Companies have increasingly embraced the idea that there’s a connection between employees’ physical health and work performance. This is largely due to the fact that it’s easy to see how productivity is impacted when an employee is absent due to an illness. But, in recent years, employers have started to see that employees’ work performance isn’t just impacted by their physical health, but by their financial health as well.
Read on to find out how employee financial wellness can impact your bottom line — and what you can do to maximize both.
The Rise of Debt
Debt has become a way of life for many Americans. Today, the average household with credit card debt has a balance totaling $16,425, according to NerdWallet’s “2016 American Household Credit Card Debt Study.” The average total debt per indebted household has risen from $88,063 in 2002 (when NerdWallet first started tracking the data) to $134,642 in 2016. That kind of debt can weigh heavily on the mind of debtors, increasing their feelings of stress.
$16,425 is the average household credit card debt balanceNerdWallet’s “2016 American Household Credit Card Debt Study”
Financial Stress & Workplace Performance
In a 2014 Society for Human Resource Management (SHRM) survey, seven out of 10 HR professionals said that personal financial challenges have an impact on employee performance. Nearly half of those same HR professionals reported that employees’ financial status directly influenced their stress levels and ability to focus on work. To become part of the solution, employers need to look beyond employee health and toward the many aspects of their lives that can influence it, such as their financial wellness.
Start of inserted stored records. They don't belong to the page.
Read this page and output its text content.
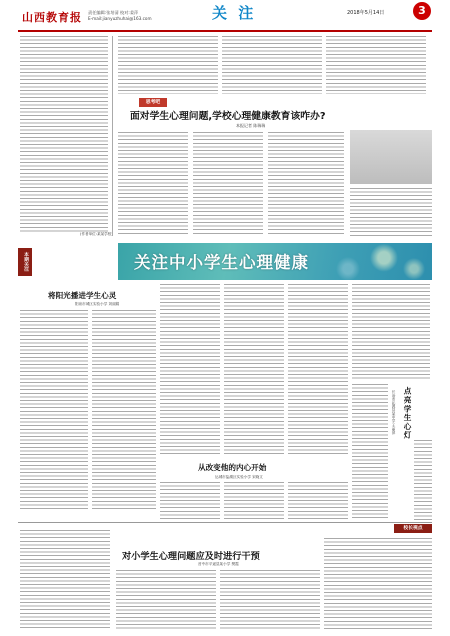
山西教育报 责任编辑:张培清 校对:姜萍
E-mail:jianyuzhuhai@163.com	关 注	2018年5月14日	3
(作者单位:某某学校)
思考吧
面对学生心理问题,学校心理健康教育该咋办?
本报记者 陈瑞瑞
关注中小学生心理健康
本期关注
将阳光播进学生心灵
阳泉市城区实验小学 刘丽娟
从改变他的内心开始
运城市盐湖区实验小学 宋晓文
点亮学生心灯
长治市沁源县某中学 王丽萍
校长视点
对小学生心理问题应及时进行干预
晋中市平遥县某小学 樊霞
Employees have started to look to their employers for access to information, tools and coaching that can help them regain their financial footing.
7 in 10 HR professionals said that personal financial challenges impact employee performance.2014 SHRM Survey
How Employers Can Help
Fiscal fitness — just like physical fitness — starts by getting in the right mindset. To make improvements to our financial health, we have to first look at our behaviors, habits, and relationship with money. Employers can do their part by offering employees a structured initiative or program. Aduro’s “Budget Basics” program, for example, can help employees learn to make micro changes that can add up to macro lifestyle improvements. We begin the program by helping participants identify the reason “why” they want to become fiscally fit. Maybe they want to make room in their budget for travel or start saving for their child’s college education. That intrinsic motivator can help employees stay committed to their goals, and make strides toward financial wellness.
Employees aren’t the only ones who benefit from financial wellness programs. A study by Towers Watson, a global professional services company, found that a company focus on employee health and financial well-being is directly correlated with increased workforce productivity, competitive edge, and an employer’s ability to attract and retain talent.
The takeaway? Focus on improving employee financial wellness and you might also improve your company’s, too.